Since the last update in this series on July 26, the number of new weekly Covid-19 cases continued its rise into new territory with almost 4000 new cases. On none of the most recent 7 days was the daily increment fewer than 500, with a maximum of 765 last Saturday July 31. The weekly total was however less than that of the preceding week when the total exceeded 4500 new cases. I do not know if the peak days with 977 and 833 cases on July 19 and 24 included targeted testing initiatives at prisons or long-term residential facilities that would artifactually drive the case count up as it did on May 5th. While there is some hope that the interruption in the current upward climb in the 7-Day average of new cases represents a pause to a new and higher “plateau,” I believe it is too soon to tell. Governor Beshear issued an executive order to require face coverings on July 9. This met with legal and community pushback from some quarters. More recently on July 27, bars were ordered closed for two weeks and restaurant service was dialed back to 25% capacity indoors. It is too soon to determine the effectiveness of these measures as currently complied with.
While a partial report yesterday (Sunday) was lower with 463 announced new cases, this is high for a Sunday. Today (Monday) is also historically a low-count day so It is likely that we will need to see what happens during the catch-up reporting from the public health districts later this week. National reports note that the explosion of new cases in the South and West is now spreading to the Midwest– and that includes us and our neighboring states. I would like to think we will be largely spared, but not if we hide our heads in the sand or pretend it is safe to open stadiums, tracks, schools, or festivals without a demonstrable way to prove that it is safe to do so, or a social apparatus to deal with the inevitable outbreaks that will occur.
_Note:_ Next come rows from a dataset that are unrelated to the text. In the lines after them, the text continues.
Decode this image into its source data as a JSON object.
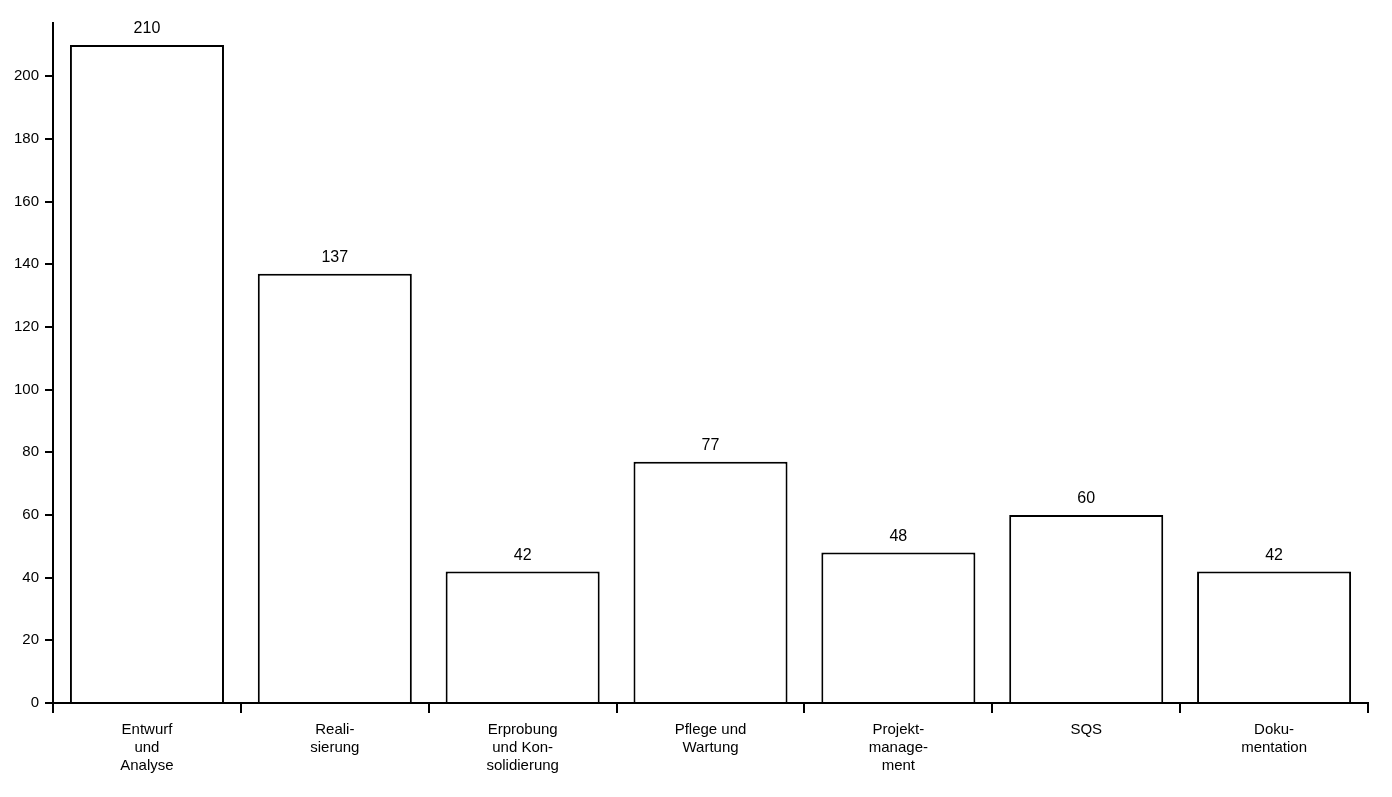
{
  "chart_data": {
    "type": "bar",
    "categories": [
      "Entwurf\nund\nAnalyse",
      "Reali-\nsierung",
      "Erprobung\nund Kon-\nsolidierung",
      "Pflege und\nWartung",
      "Projekt-\nmanage-\nment",
      "SQS",
      "Doku-\nmentation"
    ],
    "values": [
      210,
      137,
      42,
      77,
      48,
      60,
      42
    ],
    "color": "#ffffff",
    "ylim": [
      0,
      217
    ],
    "yticks": [
      0,
      20,
      40,
      60,
      80,
      100,
      120,
      140,
      160,
      180,
      200
    ],
    "data_labels": true,
    "grid": false,
    "legend": false
  }
}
I have been updating KHPI’s online Covid-19 Tracker daily with Kentucky’s numbers and will do so again with this evening’s announcements. I invite readers to help me analyze the interactive data visualizations. Below are graphics that are current as of Saturday August 1, but will be updated again this evening.
This first is shows the aggregate cases and deaths since the first case was discovered in Kentucky. With the weight of 30,000 cases behind it, any short-term change in the trajectory of the lines will not jump out at us, but the overall rising rate of new cases since early July is well established.
When looked at on a day-to-day plot, it is apparent that daily reports vary in fits and starts, largely because of weekend interruptions in data collection and reporting by a variety of semi-independent public health districts.
Using the data-smoothing approach of rolling 7-Day averaging below, the curves become less jumpy, but the influence of an aberrantly high or low individual day will linger for the next week. Looking at the plot below lends support to hopes of a new stabilization at a higher level but does not negate the colossal increase the occurred during July.
I am liking the visualization style below in which cases, deaths, and tests are totaled by calendar week. It is easy to understand, but unfortunately only up-to-date once a week on a Saturday. What will next week’s new cases look like?
Here are deaths by calendar week. Given that deaths follow cases by weeks not days, we could be seeing a creeping up. Could they reach the levels of April? Why not?
Some are still arguing, even in today’s Courier-Journal, that our rise in new cases is simply the result of more testing. No public health scientist that I know of would agree. I refer readers again to my last article where I discuss this in more detail. I will do so again in coming days when I take a deeper look at policy implications. (Spoiler alert! No, it is not safe to open stadiums, tracks– and not without substantial risk– schools or universities.) Weekly testing in Kentucky has not increased all that much in recent weeks.
I still do not know how Kentucky or other states calculate the Percent Tests Positive (PTP). In a perfect world where tests are performed randomly within a defined population, the PTP can indicate the prevalence of a given disease in that population– but only in that defined population. Below are Kentucky’s raw numbers. I do not know how to interpret them at this time. Can you help me? Filters on KHPI’s interactive on-line site allow the viewer to vary the date interval plotted. A case can be made that the aggregate of tests performed is trending upwards, but only very slowly. In my analysis, pending confirmation of my methods, cases are rising much faster than testing. Our testing infrastructure, like that nationally, is currently under much stress. If once again the sick and high-risk are preferentially tested, the Percent-Tests-Positive rate will go up artifactually and not be representative of background disease incidence.
Enough of an update for now. I do not think anyone will disagree that the results of this coming week’s data collection and reporting will be very important. I wish again that I could be more optimistic, but I will be happy to eat my hat.